Tech Companies Lead In Online Media Value

Buzz counts when firms measure the digital presence of a brand across the Web. Media research company General Sentiment turns online brand buzz, conversation and content through its proprietary processor to come up with a dollar value for online chatter. The result, Impact Media Value (IMV), basically treats all news as a positive, or at least as a "plus" in the cash register with an "any news is good news" ethos. If so, the news is good for tech companies, which dominated online talk in the third quarter this year. 

Google took first place in the firm's third-quarter “Global Brands Report” for having the highest overall IMV, which General Sentiment pegged at $917 million. Second place went to Apple, followed by Microsoft, Hewlett-Packard, Yahoo, Samsung, Sony, Intel and Oracle. From tenth to thirteenth place in value were Disney, Honda, Toyota and Mercedes-Benz.

The firm says Apple fell farther behind Google versus the second quarter, and HP and Yahoo moved to the fourth and fifth positions. Both companies were in flux as a result of CEO firings in September. Hewlett-Packard eliminated its tablet division and indicated that it would be willing to sell off its PC unit. The company also replaced CEO Leo Apotheker with former eBay CEO Meg Whitman and thus saw a lift in buzz.

Yahoo jettisoned CEO Carol Bartz in September and introduced a mobile application for Android and new features to its Flickr photo-sharing service.

General Sentiment says Apple’s IMV ($753,123) fell 16% from last quarter, partly because it did not have any hit products. Microsoft ($372,970) saw its online impact drop in Q3 because the company got little media coverage. The company revealed its revamped Windows operating system in September, emphasizing its compatibility with mobile devices, but the announcement generated much less buzz than it would if it had come from Google or Apple, notes the firm.

General Sentiment CEO Greg Artzt said in the report that while Google expanded with key acquisitions this year, Yahoo (which had a $212,592 IMV in Q3) and Hewlett-Packard (with an IMV of $258,181) fired their CEOs this quarter "and are struggling to compete."   

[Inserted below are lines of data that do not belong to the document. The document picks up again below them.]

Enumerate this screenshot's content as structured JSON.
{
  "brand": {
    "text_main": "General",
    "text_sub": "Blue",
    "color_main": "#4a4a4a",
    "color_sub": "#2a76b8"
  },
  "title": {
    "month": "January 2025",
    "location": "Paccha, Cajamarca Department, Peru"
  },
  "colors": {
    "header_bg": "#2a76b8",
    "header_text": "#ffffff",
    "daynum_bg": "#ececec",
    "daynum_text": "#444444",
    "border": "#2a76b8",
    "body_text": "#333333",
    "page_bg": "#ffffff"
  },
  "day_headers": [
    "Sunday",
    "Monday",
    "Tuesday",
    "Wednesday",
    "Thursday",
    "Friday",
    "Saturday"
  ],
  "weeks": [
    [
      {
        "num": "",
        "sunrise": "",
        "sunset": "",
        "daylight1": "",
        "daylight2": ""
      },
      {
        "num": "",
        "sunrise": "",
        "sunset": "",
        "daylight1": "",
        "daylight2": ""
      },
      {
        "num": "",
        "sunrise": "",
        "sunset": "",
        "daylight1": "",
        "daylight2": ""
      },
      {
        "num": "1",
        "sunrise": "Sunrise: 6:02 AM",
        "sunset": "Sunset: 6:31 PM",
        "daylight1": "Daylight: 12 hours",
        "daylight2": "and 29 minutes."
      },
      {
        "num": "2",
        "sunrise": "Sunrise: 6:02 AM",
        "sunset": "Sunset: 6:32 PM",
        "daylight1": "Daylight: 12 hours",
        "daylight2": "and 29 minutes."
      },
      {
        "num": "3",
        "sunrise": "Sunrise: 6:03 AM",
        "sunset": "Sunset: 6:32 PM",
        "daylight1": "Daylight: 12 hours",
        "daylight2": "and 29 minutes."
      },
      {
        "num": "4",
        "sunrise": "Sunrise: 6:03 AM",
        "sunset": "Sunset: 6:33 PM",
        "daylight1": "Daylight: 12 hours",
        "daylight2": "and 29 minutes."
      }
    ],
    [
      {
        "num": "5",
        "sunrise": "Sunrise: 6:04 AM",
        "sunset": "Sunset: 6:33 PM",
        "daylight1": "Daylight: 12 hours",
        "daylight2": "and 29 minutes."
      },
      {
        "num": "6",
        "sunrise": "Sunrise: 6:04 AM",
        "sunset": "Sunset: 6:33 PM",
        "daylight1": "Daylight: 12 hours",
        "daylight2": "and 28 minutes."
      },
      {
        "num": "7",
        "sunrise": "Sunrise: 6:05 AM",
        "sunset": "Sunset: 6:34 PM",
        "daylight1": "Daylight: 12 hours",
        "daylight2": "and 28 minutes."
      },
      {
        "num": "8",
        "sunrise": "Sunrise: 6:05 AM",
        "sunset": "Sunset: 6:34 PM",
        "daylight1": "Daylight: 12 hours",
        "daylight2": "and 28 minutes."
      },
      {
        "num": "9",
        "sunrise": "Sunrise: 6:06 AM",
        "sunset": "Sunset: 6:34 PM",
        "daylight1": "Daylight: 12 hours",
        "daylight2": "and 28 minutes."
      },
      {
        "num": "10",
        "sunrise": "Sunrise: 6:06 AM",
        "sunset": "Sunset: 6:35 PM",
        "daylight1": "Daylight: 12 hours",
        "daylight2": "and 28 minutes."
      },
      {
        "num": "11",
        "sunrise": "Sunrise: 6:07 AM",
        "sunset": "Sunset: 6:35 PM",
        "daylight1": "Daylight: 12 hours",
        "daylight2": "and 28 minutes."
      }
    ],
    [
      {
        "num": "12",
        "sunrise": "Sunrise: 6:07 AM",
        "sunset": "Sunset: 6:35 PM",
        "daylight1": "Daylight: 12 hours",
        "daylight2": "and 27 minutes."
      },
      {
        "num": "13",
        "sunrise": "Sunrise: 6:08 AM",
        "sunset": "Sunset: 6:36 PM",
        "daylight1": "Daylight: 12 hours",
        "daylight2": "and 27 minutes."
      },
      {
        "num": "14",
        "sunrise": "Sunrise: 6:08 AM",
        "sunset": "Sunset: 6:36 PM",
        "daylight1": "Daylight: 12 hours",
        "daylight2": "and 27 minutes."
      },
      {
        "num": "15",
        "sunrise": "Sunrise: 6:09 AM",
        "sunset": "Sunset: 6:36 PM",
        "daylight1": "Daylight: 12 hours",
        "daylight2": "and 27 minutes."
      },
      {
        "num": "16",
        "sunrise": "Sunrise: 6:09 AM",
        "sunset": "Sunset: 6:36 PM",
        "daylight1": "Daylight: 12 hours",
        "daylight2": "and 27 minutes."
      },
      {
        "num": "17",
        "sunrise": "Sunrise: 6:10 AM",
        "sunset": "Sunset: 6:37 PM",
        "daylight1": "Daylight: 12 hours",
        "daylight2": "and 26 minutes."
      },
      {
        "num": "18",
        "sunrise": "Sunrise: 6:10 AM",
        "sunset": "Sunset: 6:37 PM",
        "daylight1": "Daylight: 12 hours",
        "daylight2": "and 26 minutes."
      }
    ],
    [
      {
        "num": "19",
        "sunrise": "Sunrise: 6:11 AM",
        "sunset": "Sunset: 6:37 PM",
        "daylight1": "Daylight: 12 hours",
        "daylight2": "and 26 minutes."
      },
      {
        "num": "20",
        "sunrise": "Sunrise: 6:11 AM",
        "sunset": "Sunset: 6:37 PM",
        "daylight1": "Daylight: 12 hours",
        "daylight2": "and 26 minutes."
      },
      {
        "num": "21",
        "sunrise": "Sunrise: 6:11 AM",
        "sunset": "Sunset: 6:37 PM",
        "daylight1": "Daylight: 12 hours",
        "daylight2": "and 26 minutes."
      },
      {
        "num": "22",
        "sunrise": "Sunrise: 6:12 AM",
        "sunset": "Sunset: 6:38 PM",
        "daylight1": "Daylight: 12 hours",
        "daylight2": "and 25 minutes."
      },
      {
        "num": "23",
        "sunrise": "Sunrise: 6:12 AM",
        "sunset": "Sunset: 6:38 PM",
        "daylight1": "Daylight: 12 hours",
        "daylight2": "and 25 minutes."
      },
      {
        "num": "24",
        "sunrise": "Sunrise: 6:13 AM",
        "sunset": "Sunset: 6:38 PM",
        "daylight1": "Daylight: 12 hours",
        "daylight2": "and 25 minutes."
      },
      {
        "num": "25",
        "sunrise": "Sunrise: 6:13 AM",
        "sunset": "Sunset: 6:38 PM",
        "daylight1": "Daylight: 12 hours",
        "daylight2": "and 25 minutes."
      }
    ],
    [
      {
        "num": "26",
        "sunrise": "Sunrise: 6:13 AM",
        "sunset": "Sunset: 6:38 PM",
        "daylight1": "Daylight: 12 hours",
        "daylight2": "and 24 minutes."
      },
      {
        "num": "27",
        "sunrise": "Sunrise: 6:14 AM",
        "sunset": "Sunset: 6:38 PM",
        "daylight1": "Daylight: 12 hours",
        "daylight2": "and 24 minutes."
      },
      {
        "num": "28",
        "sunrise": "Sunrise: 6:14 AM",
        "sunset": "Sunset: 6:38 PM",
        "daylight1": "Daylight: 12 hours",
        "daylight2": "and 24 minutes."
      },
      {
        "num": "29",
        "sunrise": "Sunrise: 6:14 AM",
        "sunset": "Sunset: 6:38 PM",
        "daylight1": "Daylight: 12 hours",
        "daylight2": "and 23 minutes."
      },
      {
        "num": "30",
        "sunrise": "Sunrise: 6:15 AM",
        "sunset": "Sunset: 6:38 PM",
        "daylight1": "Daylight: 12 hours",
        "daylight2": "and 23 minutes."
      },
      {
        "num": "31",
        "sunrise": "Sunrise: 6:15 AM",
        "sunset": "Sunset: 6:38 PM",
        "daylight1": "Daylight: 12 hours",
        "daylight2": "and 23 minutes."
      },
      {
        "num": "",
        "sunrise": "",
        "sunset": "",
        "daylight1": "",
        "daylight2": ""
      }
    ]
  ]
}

Google acquired Motorola Mobility for $12.5 billion in August, and Zagat less than a month after that. General Sentiment says the growth of Google’s Facebook competitor, Google +, also generated significant social media buzz for the company.

Further down, Disney’s theme parks, Pixar and The Lion King, helped the company's buzz. “Cars 2” came out in June and a 3D version of “The Lion King” in September. The company also announced it would build a theme park in its Animal Kingdom based on its Avatar property.

Despite snafus with PlayStation security, Sony was the top brand in a parameter called Perception Media Value, which the firm derives by ignoring neutral messages while giving a positive value to positive mentions and a negative value to negative mentions. Thus, Sony had the highest ratio of positive versus negative mentions, per the firm.  Allianz, Danone, Samsung, Nike, Dell, Kleenex, Avon, Hewlett-Packard, Johnnie Walker rounded out the Top 10.

On the bottom of the perception media value list were Panasonic, UBS, Nescafe, Goldman Sachs, Colgate, Microsoft, L'Oreal, Heinz, Credit Suisse, and Thomson Reuters. While the financial companies' presence on the bottom of the list should not be too surprising, L'Oreal might be to some, but the company had unwanted coverage for having to pull ads in the UK, featuring Christy Turlington and Julia Roberts, that the country's Advertising Standards Authority said were misleading because the models had been Photoshopped drastically.